- Born: 1930
- Died: July 18, 2008 (aged 77–78)
- Education: Pennsylvania State University
- Known for: The first woman president of The Optical Society
- Scientific career
- Fields: Physics
- Workplaces: Naval Air Warfare Center at China Lake

= Jean M. Bennett =

American physicist

Jean M. Bennett (1930–2008) was an American physicist and the first woman president of The Optical Society in 1986. She received her PhD in physics from Pennsylvania State University in 1955, and spent most of her career at the Naval Weapons Center (now the Naval Air Warfare Center) at China Lake, CA.

== Career ==
Bennett received her PhD in physics from Pennsylvania State University in 1955, and spent most of her career at the Naval Weapons Center (now the Naval Air Warfare Center) at China Lake, CA. She died on July 18, 2008, in Ridgecrest, CA after a long illness.
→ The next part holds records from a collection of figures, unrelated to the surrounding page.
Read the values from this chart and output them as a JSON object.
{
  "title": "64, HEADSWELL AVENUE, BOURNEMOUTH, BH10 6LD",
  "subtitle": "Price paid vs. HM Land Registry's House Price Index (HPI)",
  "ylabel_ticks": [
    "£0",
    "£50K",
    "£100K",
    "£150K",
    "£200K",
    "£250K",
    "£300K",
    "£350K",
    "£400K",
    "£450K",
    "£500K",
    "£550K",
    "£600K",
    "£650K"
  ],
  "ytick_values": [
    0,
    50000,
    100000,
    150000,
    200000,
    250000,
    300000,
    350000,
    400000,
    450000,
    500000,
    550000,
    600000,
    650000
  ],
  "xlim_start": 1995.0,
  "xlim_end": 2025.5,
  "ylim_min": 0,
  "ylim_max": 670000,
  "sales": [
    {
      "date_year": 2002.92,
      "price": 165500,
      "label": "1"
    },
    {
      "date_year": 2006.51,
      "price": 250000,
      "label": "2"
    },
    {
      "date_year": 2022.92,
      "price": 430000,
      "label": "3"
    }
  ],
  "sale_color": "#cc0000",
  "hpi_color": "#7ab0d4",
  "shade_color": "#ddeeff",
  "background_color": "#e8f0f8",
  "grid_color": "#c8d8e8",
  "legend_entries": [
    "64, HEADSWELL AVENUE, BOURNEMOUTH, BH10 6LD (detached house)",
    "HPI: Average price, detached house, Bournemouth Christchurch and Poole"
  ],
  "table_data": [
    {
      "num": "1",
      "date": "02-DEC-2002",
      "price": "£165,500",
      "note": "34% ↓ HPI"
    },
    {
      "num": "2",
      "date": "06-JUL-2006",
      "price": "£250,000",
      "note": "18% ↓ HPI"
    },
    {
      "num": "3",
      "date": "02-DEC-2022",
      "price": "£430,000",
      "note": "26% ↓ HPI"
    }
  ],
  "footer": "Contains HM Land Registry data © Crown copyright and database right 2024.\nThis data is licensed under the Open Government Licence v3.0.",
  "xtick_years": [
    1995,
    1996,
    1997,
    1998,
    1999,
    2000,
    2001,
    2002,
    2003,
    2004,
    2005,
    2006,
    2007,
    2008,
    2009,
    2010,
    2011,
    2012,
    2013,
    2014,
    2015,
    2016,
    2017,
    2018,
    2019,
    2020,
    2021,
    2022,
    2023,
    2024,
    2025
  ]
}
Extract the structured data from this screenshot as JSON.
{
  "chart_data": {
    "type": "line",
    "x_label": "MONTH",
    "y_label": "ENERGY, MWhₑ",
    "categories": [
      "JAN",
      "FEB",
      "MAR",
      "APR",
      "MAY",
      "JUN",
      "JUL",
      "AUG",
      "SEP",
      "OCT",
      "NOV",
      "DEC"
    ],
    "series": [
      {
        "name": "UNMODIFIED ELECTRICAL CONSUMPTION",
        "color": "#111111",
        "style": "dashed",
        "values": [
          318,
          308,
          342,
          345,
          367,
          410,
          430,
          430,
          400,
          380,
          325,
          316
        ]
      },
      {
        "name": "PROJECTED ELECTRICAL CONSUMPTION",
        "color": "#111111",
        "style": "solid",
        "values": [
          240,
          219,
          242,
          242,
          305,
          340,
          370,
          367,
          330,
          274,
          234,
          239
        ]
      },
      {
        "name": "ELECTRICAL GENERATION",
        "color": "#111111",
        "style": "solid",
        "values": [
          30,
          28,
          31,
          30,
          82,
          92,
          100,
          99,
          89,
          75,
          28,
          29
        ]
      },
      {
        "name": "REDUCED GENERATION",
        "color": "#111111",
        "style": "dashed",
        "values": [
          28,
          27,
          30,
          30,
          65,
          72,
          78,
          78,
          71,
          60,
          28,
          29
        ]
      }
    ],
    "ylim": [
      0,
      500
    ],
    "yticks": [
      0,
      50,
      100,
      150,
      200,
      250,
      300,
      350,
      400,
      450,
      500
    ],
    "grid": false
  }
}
She was 78.

Bennett was an editor for Applied Optics and Optics Express.

In recognition of her contributions to the study of optical surfaces, OSA established the Jean Bennett Memorial Student Travel Grant.

== Awards and recognition ==

- In 1994 she was named a Distinguished Fellow of the Naval Weapons Center and won their L.T.E. Thompson Award for scientific achievements in optics technology in 1988.
- She received the David Richardson Medal from The Optical Society (OSA) in 1990 for her "sustained contributions to the studies of optical surfaces that have provided the optics community with a more thorough understanding of optical surface phenomenology and a meticulous methodology for surface characterization." She also became an OSA Fellow in 1972.
- In 1988 the Rose-Hulman Institute of Technology established the Jean Bennett Award, given annually to a senior for excellence in optics.
- She received the SPIE Technology Achievement Award in 1983 for "the development of practical instrumentation for optical surface quality metrology, and for dedicated service and guidance to the optics industry."